CSV mode is more flexible, but poses different problems. Here, instead of backslash causing a problem, QUOTE characters can cause a problem. First, JSON itself uses the default QUOTE character (double quote) to quote all string values. But if we change use an alternative like single quote, then the presence of any single quote in the JSON leads us into difficulties. Second, JSON also uses the default DELIMITER (comma) extensively. So, clearly we need to use something else for the QUOTE and DELIMITER options. (By default, in CSV mode, the ESCAPE character is the same as the QUOTE character, so we don't need to worry about it separately.)

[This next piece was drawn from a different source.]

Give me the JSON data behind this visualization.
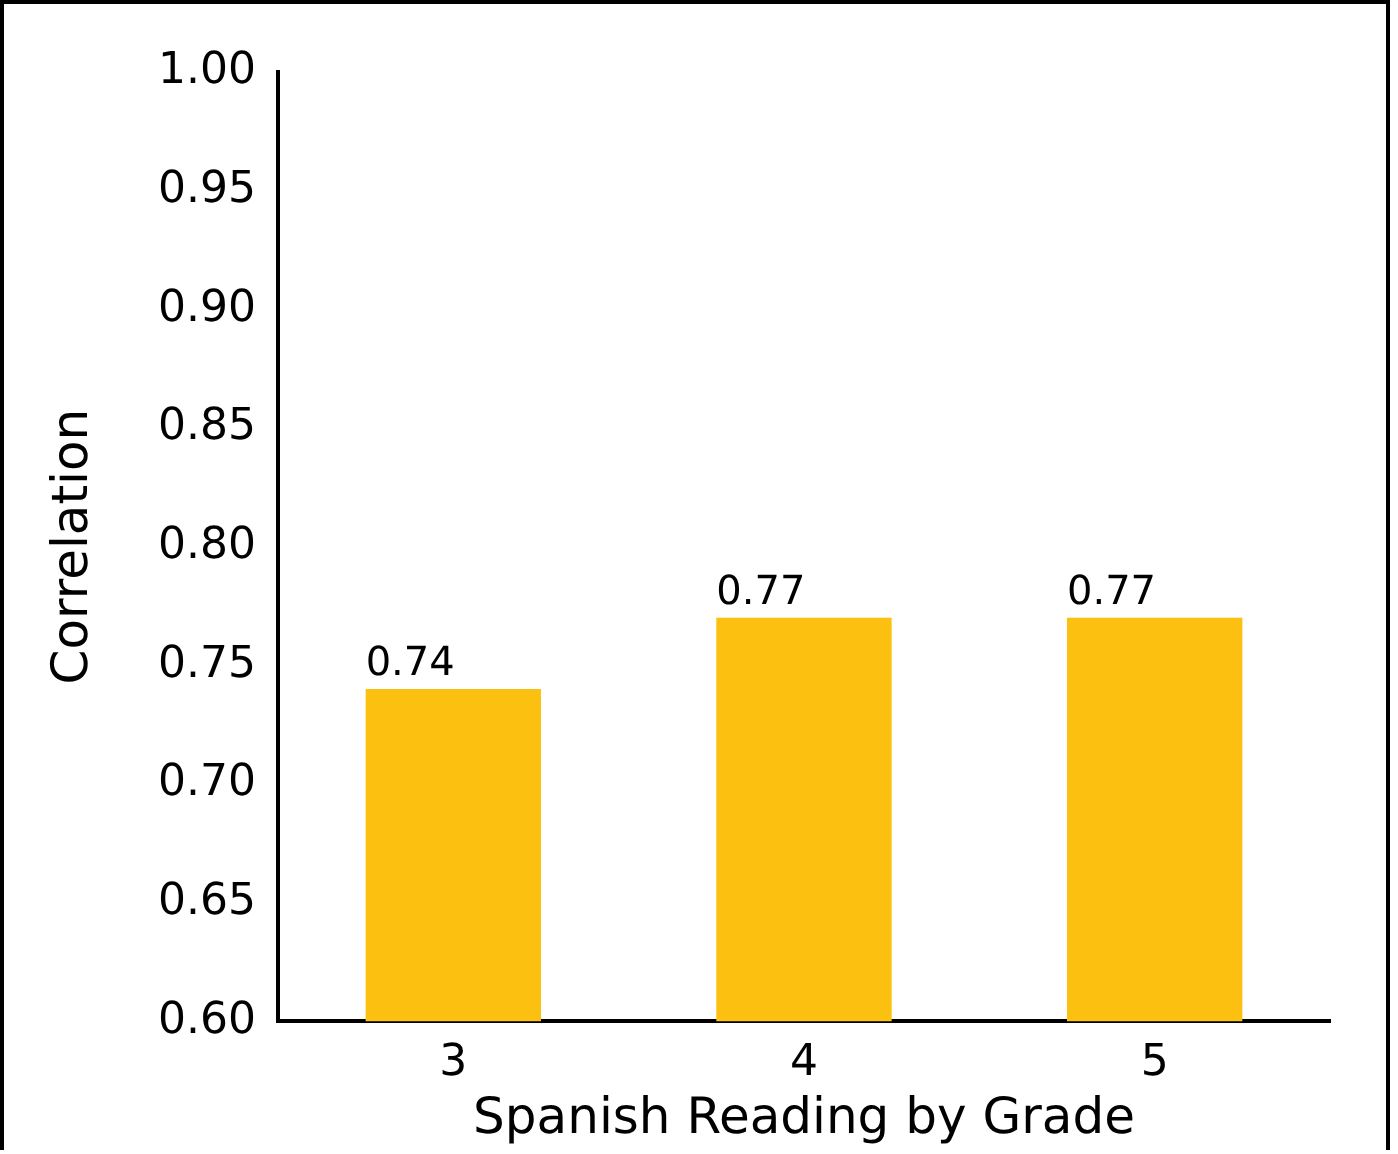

What we in fact want is to specify QUOTE and DELIMITER characters that can't appear at all in the JSON. Then the whole line will be seen as a single unquoted datum, which is exactly what we want. There is a small set of single-byte characters that happen to be illegal in JSON, so we can be sure that choosing them for these options should do the right thing with any legal JSON. These are the control characters. So the solution we came up with looks like this:
Of course, if the JSON has embedded newlines as punctuation, this wont work. So it's important that you configure whatever is producing the JSON not to insert newlines anywhere but at the end of each JSON document.copy the_table(jsonfield) from '/path/to/jsondata' csv quote e'\x01' delimiter e'\x02';
Now this solution is a bit of a hack. I wonder if there's a case for a COPY mode that simply treats each line as a single datum. I also wonder if we need some more specialized tools for importing JSON, possibly one or more Foreign Data Wrappers. Such things could handle, say, embedded newline punctuation.
Note too that files produced by PostgreSQL's COPY ... TO command will be properly quoted and escaped and won't need to be handled like this to read them back. Of course, if you want them to be readable by other non-CSV processors, then you might need to use similar options to those above to avoid unwanted quoting and escaping.